The third floor even has spaces originally intended to be used as lecture halls. Making use of seating in the four corners of the arena, there are panels on rollers that could be used to close off the sections and function as classrooms. While it didn’t get put to much use over the years, the space is sometimes used for conferences and group meetings.
“They really wanted to make [the building] for multipurpose use,” Hickman said. “The thought was there. It just didn’t get executed in a way that it would work.”
On the fourth floor, isolated from most of the foot traffic around the building, Missouri wrestling has its haven. The entire floor is dedicated to training and practicing, with exercise machines and wrestling mats lining the large enclosure. Wrestling coach Brian Smith is pictured on the wall in a sort of “living room” between his office and the workout facilities.
The arena was built like a bowl. Instead of being on a small grade like at Mizzou Arena, the sections are steep, easing from wider in the upper sections to narrower near the court. This is how a couple thousand spectators at volleyball games can still be deafening.
It’s also what made the crowd deafening enough to contribute to one of Hickman’s favorite Hearnes memories in 1994. Taking on Nebraska, Missouri was 13-0 in the Big 8 entering its final game, trying to become the third team to ever achieve perfection in the league.
“I remember the last layup that secured the title,” Hickman said.
That might be because Melvin Booker had to score it twice. Down 78-77, he drained a floater plus a foul with 16 seconds left, but officials reviewed the play then controversially called a double foul on Booker and the defender. The basket was disallowed, but the Tigers kept the ball. They ran the same play, and Booker made the same “and-one” shot with 12 seconds to go. His teammates mobbed him at center court moments later when Nebraska’s three-point attempt for the win rolled in and out at the buzzer. Hearnes howled.
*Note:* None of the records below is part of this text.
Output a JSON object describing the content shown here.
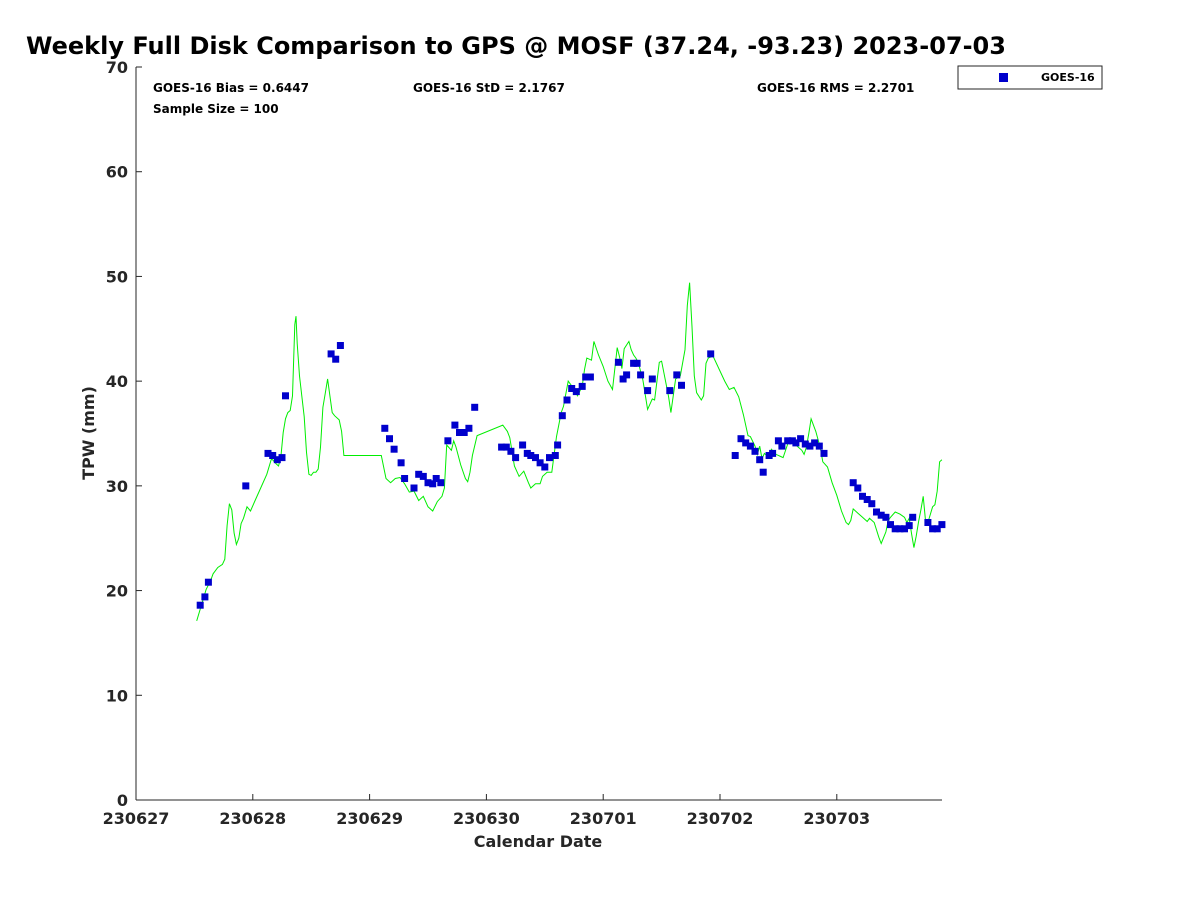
{
  "chart_data": {
    "type": "scatter",
    "title": "Weekly Full Disk Comparison to GPS @ MOSF (37.24, -93.23) 2023-07-03",
    "xlabel": "Calendar Date",
    "ylabel": "TPW (mm)",
    "xlim": [
      0,
      6.97
    ],
    "ylim": [
      0,
      70
    ],
    "x_tick_labels": [
      "230627",
      "230628",
      "230629",
      "230630",
      "230701",
      "230702",
      "230703"
    ],
    "y_ticks": [
      0,
      10,
      20,
      30,
      40,
      50,
      60,
      70
    ],
    "grid": false,
    "legend": {
      "position": "outside-top-right",
      "entries": [
        "GOES-16"
      ]
    },
    "stats": {
      "bias": "GOES-16 Bias = 0.6447",
      "std": "GOES-16 StD = 2.1767",
      "rms": "GOES-16 RMS = 2.2701",
      "sample": "Sample Size = 100"
    },
    "colors": {
      "goes": "#0000cc",
      "gps": "#00ee00"
    },
    "series": [
      {
        "name": "GOES-16",
        "type": "scatter",
        "points": [
          [
            0.55,
            18.6
          ],
          [
            0.59,
            19.4
          ],
          [
            0.62,
            20.8
          ],
          [
            0.94,
            30.0
          ],
          [
            1.13,
            33.1
          ],
          [
            1.17,
            32.9
          ],
          [
            1.21,
            32.5
          ],
          [
            1.25,
            32.7
          ],
          [
            1.28,
            38.6
          ],
          [
            1.67,
            42.6
          ],
          [
            1.71,
            42.1
          ],
          [
            1.75,
            43.4
          ],
          [
            2.13,
            35.5
          ],
          [
            2.17,
            34.5
          ],
          [
            2.21,
            33.5
          ],
          [
            2.27,
            32.2
          ],
          [
            2.3,
            30.7
          ],
          [
            2.38,
            29.8
          ],
          [
            2.42,
            31.1
          ],
          [
            2.46,
            30.9
          ],
          [
            2.5,
            30.3
          ],
          [
            2.54,
            30.2
          ],
          [
            2.57,
            30.7
          ],
          [
            2.61,
            30.3
          ],
          [
            2.67,
            34.3
          ],
          [
            2.73,
            35.8
          ],
          [
            2.77,
            35.1
          ],
          [
            2.81,
            35.1
          ],
          [
            2.85,
            35.5
          ],
          [
            2.9,
            37.5
          ],
          [
            3.13,
            33.7
          ],
          [
            3.17,
            33.7
          ],
          [
            3.21,
            33.3
          ],
          [
            3.25,
            32.7
          ],
          [
            3.31,
            33.9
          ],
          [
            3.35,
            33.1
          ],
          [
            3.38,
            32.9
          ],
          [
            3.42,
            32.7
          ],
          [
            3.46,
            32.2
          ],
          [
            3.5,
            31.8
          ],
          [
            3.54,
            32.7
          ],
          [
            3.59,
            32.9
          ],
          [
            3.61,
            33.9
          ],
          [
            3.65,
            36.7
          ],
          [
            3.69,
            38.2
          ],
          [
            3.73,
            39.3
          ],
          [
            3.77,
            39.0
          ],
          [
            3.82,
            39.5
          ],
          [
            3.85,
            40.4
          ],
          [
            3.89,
            40.4
          ],
          [
            4.13,
            41.8
          ],
          [
            4.17,
            40.2
          ],
          [
            4.2,
            40.6
          ],
          [
            4.26,
            41.7
          ],
          [
            4.29,
            41.7
          ],
          [
            4.32,
            40.6
          ],
          [
            4.38,
            39.1
          ],
          [
            4.42,
            40.2
          ],
          [
            4.57,
            39.1
          ],
          [
            4.63,
            40.6
          ],
          [
            4.67,
            39.6
          ],
          [
            4.92,
            42.6
          ],
          [
            5.13,
            32.9
          ],
          [
            5.18,
            34.5
          ],
          [
            5.22,
            34.1
          ],
          [
            5.26,
            33.8
          ],
          [
            5.3,
            33.3
          ],
          [
            5.34,
            32.5
          ],
          [
            5.37,
            31.3
          ],
          [
            5.42,
            32.9
          ],
          [
            5.45,
            33.1
          ],
          [
            5.5,
            34.3
          ],
          [
            5.53,
            33.8
          ],
          [
            5.58,
            34.3
          ],
          [
            5.62,
            34.3
          ],
          [
            5.65,
            34.1
          ],
          [
            5.69,
            34.5
          ],
          [
            5.73,
            34.0
          ],
          [
            5.77,
            33.8
          ],
          [
            5.81,
            34.1
          ],
          [
            5.85,
            33.8
          ],
          [
            5.89,
            33.1
          ],
          [
            6.14,
            30.3
          ],
          [
            6.18,
            29.8
          ],
          [
            6.22,
            29.0
          ],
          [
            6.26,
            28.7
          ],
          [
            6.3,
            28.3
          ],
          [
            6.34,
            27.5
          ],
          [
            6.38,
            27.2
          ],
          [
            6.42,
            27.0
          ],
          [
            6.46,
            26.3
          ],
          [
            6.5,
            25.9
          ],
          [
            6.54,
            25.9
          ],
          [
            6.58,
            25.9
          ],
          [
            6.62,
            26.2
          ],
          [
            6.65,
            27.0
          ],
          [
            6.78,
            26.5
          ],
          [
            6.82,
            25.9
          ],
          [
            6.86,
            25.9
          ],
          [
            6.9,
            26.3
          ]
        ]
      },
      {
        "name": "GPS",
        "type": "line",
        "points": [
          [
            0.52,
            17.1
          ],
          [
            0.56,
            18.6
          ],
          [
            0.6,
            20.1
          ],
          [
            0.64,
            21.0
          ],
          [
            0.66,
            21.6
          ],
          [
            0.7,
            22.2
          ],
          [
            0.74,
            22.5
          ],
          [
            0.76,
            23.0
          ],
          [
            0.78,
            26.2
          ],
          [
            0.8,
            28.3
          ],
          [
            0.82,
            27.7
          ],
          [
            0.84,
            25.5
          ],
          [
            0.86,
            24.4
          ],
          [
            0.88,
            25.0
          ],
          [
            0.9,
            26.4
          ],
          [
            0.92,
            26.9
          ],
          [
            0.95,
            28.0
          ],
          [
            0.98,
            27.6
          ],
          [
            1.02,
            28.6
          ],
          [
            1.06,
            29.6
          ],
          [
            1.12,
            31.1
          ],
          [
            1.16,
            32.6
          ],
          [
            1.2,
            32.1
          ],
          [
            1.22,
            31.9
          ],
          [
            1.24,
            32.7
          ],
          [
            1.26,
            35.1
          ],
          [
            1.28,
            36.4
          ],
          [
            1.3,
            37.0
          ],
          [
            1.32,
            37.2
          ],
          [
            1.34,
            38.6
          ],
          [
            1.36,
            45.4
          ],
          [
            1.37,
            46.2
          ],
          [
            1.38,
            43.6
          ],
          [
            1.4,
            40.5
          ],
          [
            1.42,
            38.5
          ],
          [
            1.44,
            36.6
          ],
          [
            1.46,
            33.2
          ],
          [
            1.48,
            31.1
          ],
          [
            1.5,
            31.0
          ],
          [
            1.52,
            31.3
          ],
          [
            1.54,
            31.3
          ],
          [
            1.56,
            31.6
          ],
          [
            1.58,
            33.7
          ],
          [
            1.6,
            37.5
          ],
          [
            1.62,
            38.8
          ],
          [
            1.64,
            40.2
          ],
          [
            1.66,
            38.6
          ],
          [
            1.68,
            37.0
          ],
          [
            1.7,
            36.7
          ],
          [
            1.74,
            36.3
          ],
          [
            1.76,
            35.2
          ],
          [
            1.78,
            32.9
          ],
          [
            2.1,
            32.9
          ],
          [
            2.14,
            30.7
          ],
          [
            2.18,
            30.3
          ],
          [
            2.22,
            30.7
          ],
          [
            2.26,
            30.8
          ],
          [
            2.3,
            30.2
          ],
          [
            2.34,
            29.4
          ],
          [
            2.38,
            29.5
          ],
          [
            2.42,
            28.6
          ],
          [
            2.46,
            29.0
          ],
          [
            2.5,
            28.0
          ],
          [
            2.54,
            27.6
          ],
          [
            2.58,
            28.5
          ],
          [
            2.62,
            29.0
          ],
          [
            2.64,
            29.8
          ],
          [
            2.66,
            33.9
          ],
          [
            2.7,
            33.4
          ],
          [
            2.72,
            34.3
          ],
          [
            2.74,
            33.7
          ],
          [
            2.78,
            32.0
          ],
          [
            2.82,
            30.7
          ],
          [
            2.84,
            30.4
          ],
          [
            2.86,
            31.3
          ],
          [
            2.88,
            32.9
          ],
          [
            2.92,
            34.8
          ],
          [
            3.14,
            35.8
          ],
          [
            3.18,
            35.2
          ],
          [
            3.2,
            34.6
          ],
          [
            3.24,
            31.9
          ],
          [
            3.28,
            30.9
          ],
          [
            3.32,
            31.4
          ],
          [
            3.36,
            30.3
          ],
          [
            3.38,
            29.8
          ],
          [
            3.42,
            30.2
          ],
          [
            3.46,
            30.2
          ],
          [
            3.48,
            30.9
          ],
          [
            3.52,
            31.3
          ],
          [
            3.56,
            31.3
          ],
          [
            3.6,
            34.7
          ],
          [
            3.64,
            37.0
          ],
          [
            3.66,
            37.6
          ],
          [
            3.7,
            40.0
          ],
          [
            3.74,
            39.4
          ],
          [
            3.78,
            38.6
          ],
          [
            3.82,
            39.5
          ],
          [
            3.84,
            41.1
          ],
          [
            3.86,
            42.2
          ],
          [
            3.9,
            42.0
          ],
          [
            3.92,
            43.8
          ],
          [
            3.96,
            42.5
          ],
          [
            4.0,
            41.4
          ],
          [
            4.04,
            40.0
          ],
          [
            4.08,
            39.2
          ],
          [
            4.12,
            43.2
          ],
          [
            4.14,
            42.3
          ],
          [
            4.16,
            41.2
          ],
          [
            4.18,
            43.1
          ],
          [
            4.22,
            43.8
          ],
          [
            4.24,
            43.0
          ],
          [
            4.26,
            42.5
          ],
          [
            4.28,
            42.2
          ],
          [
            4.3,
            41.8
          ],
          [
            4.34,
            40.1
          ],
          [
            4.38,
            37.3
          ],
          [
            4.42,
            38.3
          ],
          [
            4.44,
            38.2
          ],
          [
            4.48,
            41.8
          ],
          [
            4.5,
            41.9
          ],
          [
            4.52,
            40.8
          ],
          [
            4.56,
            38.5
          ],
          [
            4.58,
            37.0
          ],
          [
            4.62,
            40.2
          ],
          [
            4.66,
            40.5
          ],
          [
            4.7,
            43.0
          ],
          [
            4.72,
            47.2
          ],
          [
            4.74,
            49.4
          ],
          [
            4.76,
            45.2
          ],
          [
            4.78,
            40.5
          ],
          [
            4.8,
            38.9
          ],
          [
            4.84,
            38.2
          ],
          [
            4.86,
            38.6
          ],
          [
            4.88,
            41.7
          ],
          [
            4.9,
            42.2
          ],
          [
            4.94,
            42.4
          ],
          [
            5.04,
            40.0
          ],
          [
            5.08,
            39.2
          ],
          [
            5.12,
            39.4
          ],
          [
            5.16,
            38.5
          ],
          [
            5.2,
            36.8
          ],
          [
            5.24,
            34.8
          ],
          [
            5.26,
            34.7
          ],
          [
            5.3,
            33.8
          ],
          [
            5.32,
            33.0
          ],
          [
            5.34,
            33.8
          ],
          [
            5.36,
            32.6
          ],
          [
            5.38,
            33.1
          ],
          [
            5.42,
            32.7
          ],
          [
            5.44,
            33.5
          ],
          [
            5.48,
            33.0
          ],
          [
            5.52,
            32.8
          ],
          [
            5.54,
            32.7
          ],
          [
            5.58,
            34.0
          ],
          [
            5.62,
            34.4
          ],
          [
            5.64,
            34.0
          ],
          [
            5.66,
            33.8
          ],
          [
            5.7,
            33.4
          ],
          [
            5.72,
            33.0
          ],
          [
            5.74,
            33.7
          ],
          [
            5.76,
            35.0
          ],
          [
            5.78,
            36.4
          ],
          [
            5.82,
            35.2
          ],
          [
            5.86,
            33.6
          ],
          [
            5.88,
            32.3
          ],
          [
            5.92,
            31.8
          ],
          [
            5.96,
            30.3
          ],
          [
            6.0,
            29.1
          ],
          [
            6.04,
            27.6
          ],
          [
            6.08,
            26.5
          ],
          [
            6.1,
            26.3
          ],
          [
            6.12,
            26.7
          ],
          [
            6.14,
            27.8
          ],
          [
            6.18,
            27.4
          ],
          [
            6.22,
            27.0
          ],
          [
            6.26,
            26.6
          ],
          [
            6.28,
            26.9
          ],
          [
            6.32,
            26.5
          ],
          [
            6.36,
            25.1
          ],
          [
            6.38,
            24.5
          ],
          [
            6.42,
            25.6
          ],
          [
            6.44,
            26.7
          ],
          [
            6.46,
            27.0
          ],
          [
            6.5,
            27.5
          ],
          [
            6.54,
            27.3
          ],
          [
            6.58,
            27.0
          ],
          [
            6.6,
            26.5
          ],
          [
            6.62,
            26.9
          ],
          [
            6.64,
            25.4
          ],
          [
            6.66,
            24.1
          ],
          [
            6.68,
            25.2
          ],
          [
            6.7,
            26.6
          ],
          [
            6.72,
            27.7
          ],
          [
            6.74,
            29.0
          ],
          [
            6.76,
            26.6
          ],
          [
            6.78,
            26.5
          ],
          [
            6.82,
            28.0
          ],
          [
            6.84,
            28.2
          ],
          [
            6.86,
            29.5
          ],
          [
            6.88,
            32.3
          ],
          [
            6.9,
            32.5
          ]
        ]
      }
    ]
  }
}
“With the bowl, it’s unique,” Hickman said. “It’s a great atmosphere. It’s all right there and on top of the action. It gave it a great allure. Made it one of the toughest places to play.”
The old barn might not be able to take that level of bedlam if something similar happened today. Many characteristics of the arena are not up to code for what a modern one would have to follow, but due to when it was built, the 1972 safety codes were grandfathered in to keep Hearnes permissible today.
“You couldn’t build it this way today,” Hickman said.
The bowl came about because Hearnes Center – along with Memorial Stadium – wasn’t built on level ground, but rather in a ravine. Taking that into account, the west side of the building was built using piers that extended underground to even the surface. The piers on the east side of the building, which is on more level ground, aren’t as deep as those on the west side.
During construction, the original excavations were just for the bowl, using the piers as a way to hold up the sides of the building and keep the ground level. It quickly became clear that there needed to be restrooms and concessions on the first floor in addition to the second. More excavations were done around the original piers to give room for those facilities to be placed.
The damage from last month’s water main break was due to and occurred on the west side of the building. The water entered the excavated space on the first floor, and due to the arena’s bowl design, the water and mud moved down to the playing floor.
While the flood damage to the floor has made Hearnes Center unplayable indefinitely, the removal of the playing floor revealed that original tartan floor. With that came a renewed appreciation for the beaten up, story-filled arena.
“It’s got some mystique about it,” Hickman said. “It makes it feel like everybody is part of the event. It’s very intimate. There are a lot of great memories with the intimate setting.”